HBRC has been the big winner, collecting $30.9 million, mostly for water storage projects, with a bit of tree-planting thrown in. But the HBRC ‘take’ reflects the overall fuzziness of the numbers. Over $27 million of that is earmarked for ‘solutions’ yet to be officially selected (wink, wink … the feasibility studies are on the way), and even then the final allotment is conditional on who actually benefits from any schemes that are developed. If ‘the waterways’ benefit, then public money/cash can be awarded; if commercial users benefit, then ‘user pays’ takes over.

See how hard it is for a government to just give away money … even in an election year!

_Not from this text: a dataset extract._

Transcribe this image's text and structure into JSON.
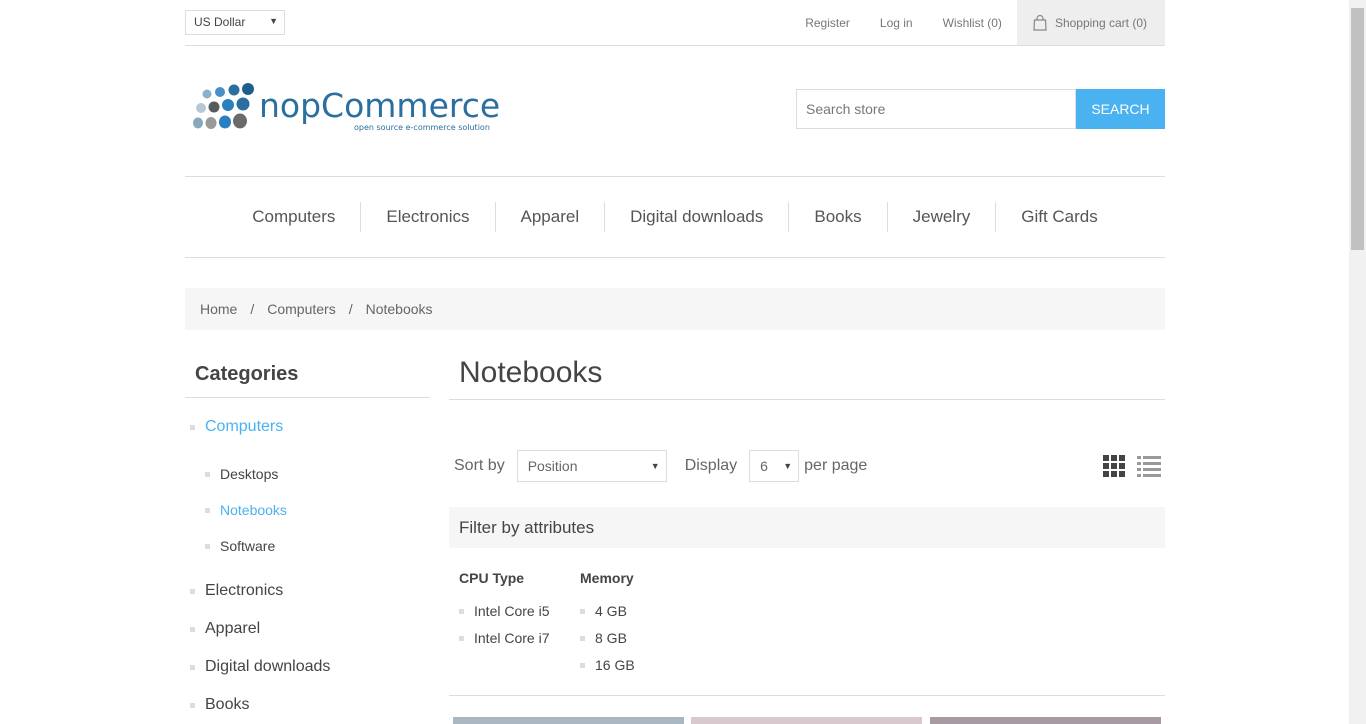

Our baby councils — CHB and Wairoa — did quite well for themselves, proving that small can be beautiful. Although their scales were tilted by major road projects ($20 million of CHB’s total take of $$23.6 million, and $7.3 million of Wairoa’s $15.1 million take). The Wairoa folks seem the most clever of the bunch, as various private interests in our northern reach scooped up another $2.6 million, including Rocket Lab for a road, bringing Wairoa’s take to nearly $18 million. While Napier partied (or slept), Wairoa hustled.

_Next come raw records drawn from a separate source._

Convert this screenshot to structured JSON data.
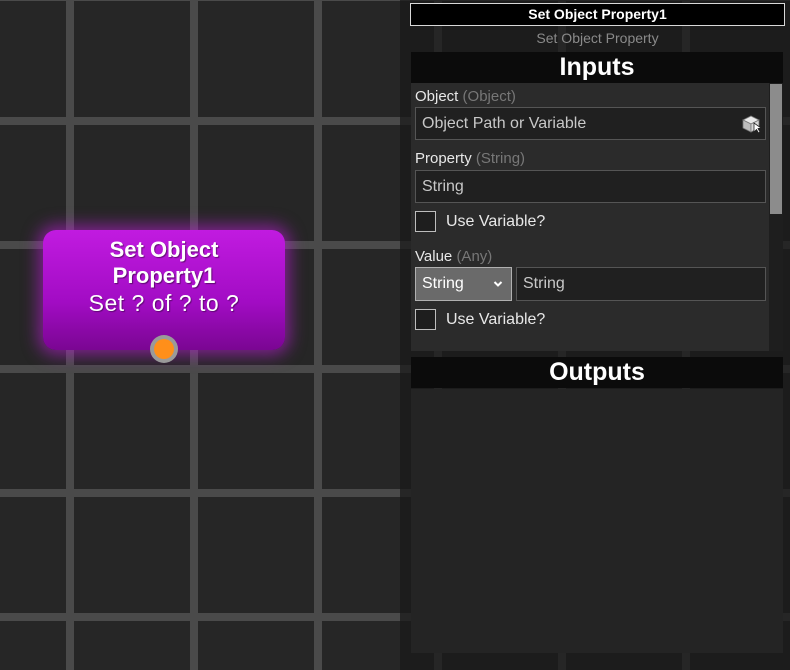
{
  "node": {
    "title": "Set Object Property1",
    "subtitle": "Set ? of ? to ?"
  },
  "panel": {
    "title": "Set Object Property1",
    "subtitle": "Set Object Property",
    "inputs_heading": "Inputs",
    "outputs_heading": "Outputs",
    "fields": {
      "object": {
        "label": "Object",
        "type": "(Object)",
        "placeholder": "Object Path or Variable",
        "picker_icon": "cube-icon"
      },
      "property": {
        "label": "Property",
        "type": "(String)",
        "placeholder": "String",
        "use_variable_label": "Use Variable?",
        "use_variable_checked": false
      },
      "value": {
        "label": "Value",
        "type": "(Any)",
        "type_selected": "String",
        "placeholder": "String",
        "use_variable_label": "Use Variable?",
        "use_variable_checked": false
      }
    }
  },
  "colors": {
    "node_fill": "#b313d4",
    "port": "#ff8f1a",
    "canvas": "#262626",
    "grid": "#4a4a4a"
  }
}
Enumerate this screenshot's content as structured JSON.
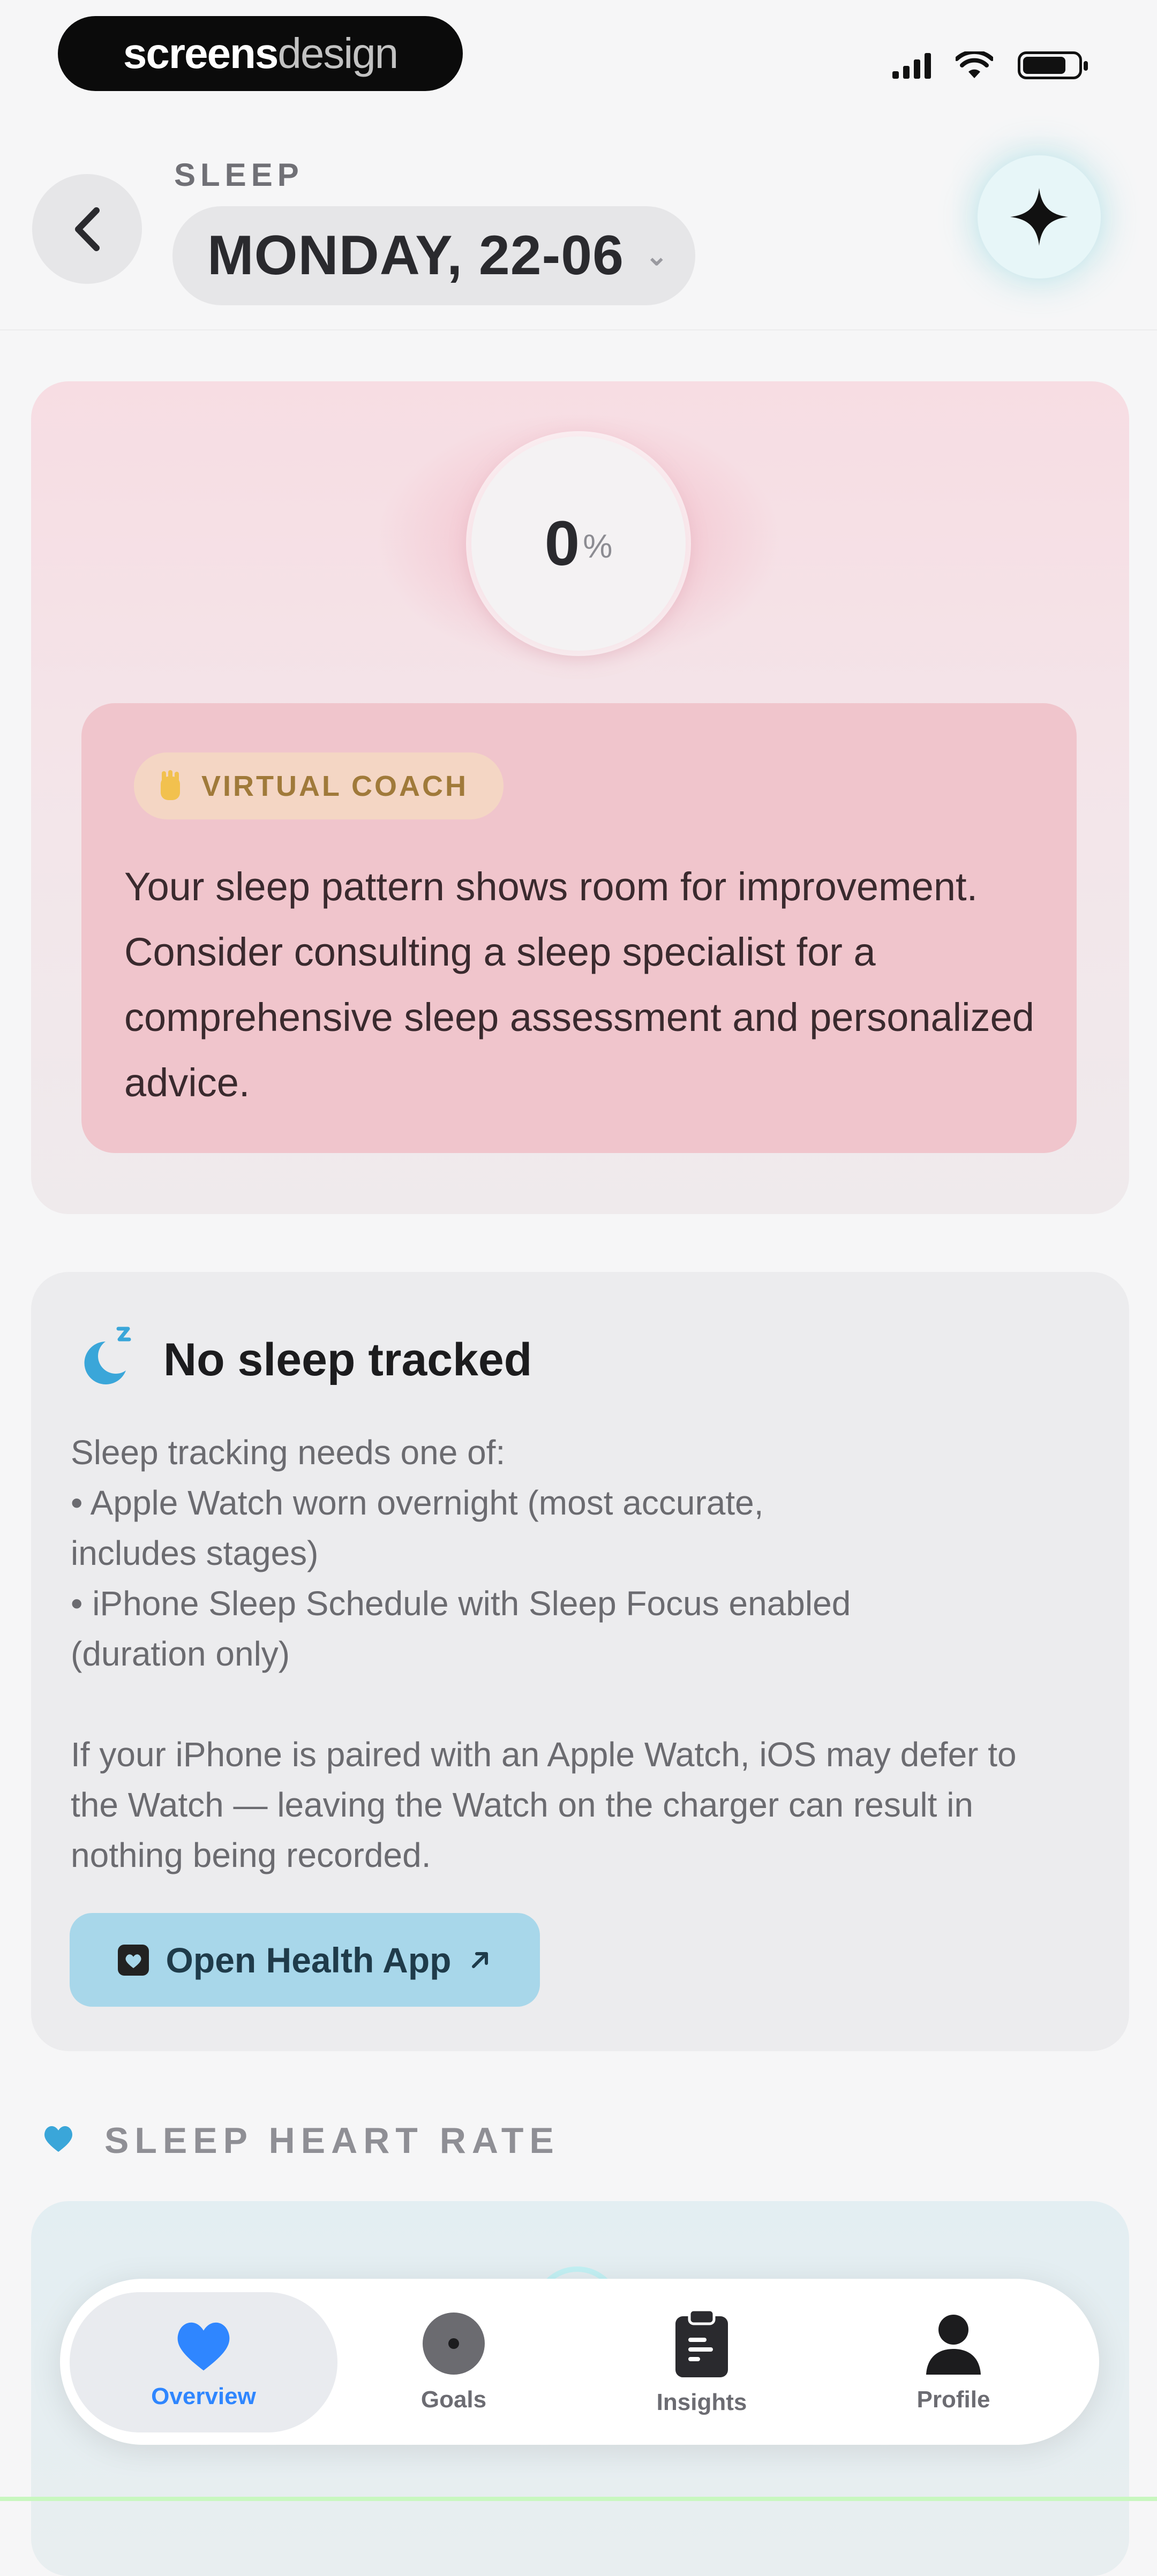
{
  "status_bar": {
    "brand_bold": "screens",
    "brand_light": "design"
  },
  "header": {
    "section": "SLEEP",
    "date": "MONDAY, 22-06"
  },
  "score": {
    "value": "0",
    "unit": "%"
  },
  "coach": {
    "badge": "VIRTUAL COACH",
    "message": "Your sleep pattern shows room for improvement. Consider consulting a sleep specialist for a comprehensive sleep assessment and personalized advice."
  },
  "no_sleep": {
    "title": "No sleep tracked",
    "body": "Sleep tracking needs one of:\n• Apple Watch worn overnight (most accurate,\nincludes stages)\n• iPhone Sleep Schedule with Sleep Focus enabled\n(duration only)\n\nIf your iPhone is paired with an Apple Watch, iOS may defer to\nthe Watch — leaving the Watch on the charger can result in\nnothing being recorded.",
    "button": "Open Health App"
  },
  "heart_rate": {
    "label": "SLEEP HEART RATE"
  },
  "tabs": [
    {
      "label": "Overview",
      "icon": "heart-icon"
    },
    {
      "label": "Goals",
      "icon": "target-icon"
    },
    {
      "label": "Insights",
      "icon": "clipboard-icon"
    },
    {
      "label": "Profile",
      "icon": "person-icon"
    }
  ],
  "colors": {
    "accent": "#2f86ff",
    "coach_bg": "#f0c5cc",
    "health_button": "#a8d7ea"
  }
}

Hastings District Council’s big score was $12 million for its Food Innovation Hub, which accounted for virtually all of its $12.8 million catch. Hopefully there’s a question for which the Hub is an answer.

All together, non-public entities fetched about $3.7 million of the largesse. These included awards like $100,000 to the HB Community Fitness Centre (at the Regional Sports Park), $450,000 to Business HB, $355,000 for expanding The Limery in Wairoa, Rocket Lab’s million, and $300,000 to Apollo Foods.

You might have read of Apollo Foods lately. In a typical cart-before-the-horse story, these are the guys who received their $300k ‘feasibility study’ money to figure out how to make a business out of putting just enough stuff in bottled water so it’s no longer considered ‘bottled water’ and can thus avoid needing a consent from the Regional Council. Normally, one would think you should resolve the water bottling consent hiccup before getting taxpayers’ $300k for a business case. Not to worry, though, HBRC made the problem go away.

Perhaps the surprise winner in the scramble are the various Maori entities who secured $18.6 million in funding for a wide range of projects, from tree-planting to job training and horticulture development.

As one looks across the sweep of these 44 projects, no doubt some will be lemons and some might have happened without a PGF gift. And some will yield serious benefit. Someone should be keeping a scorecard.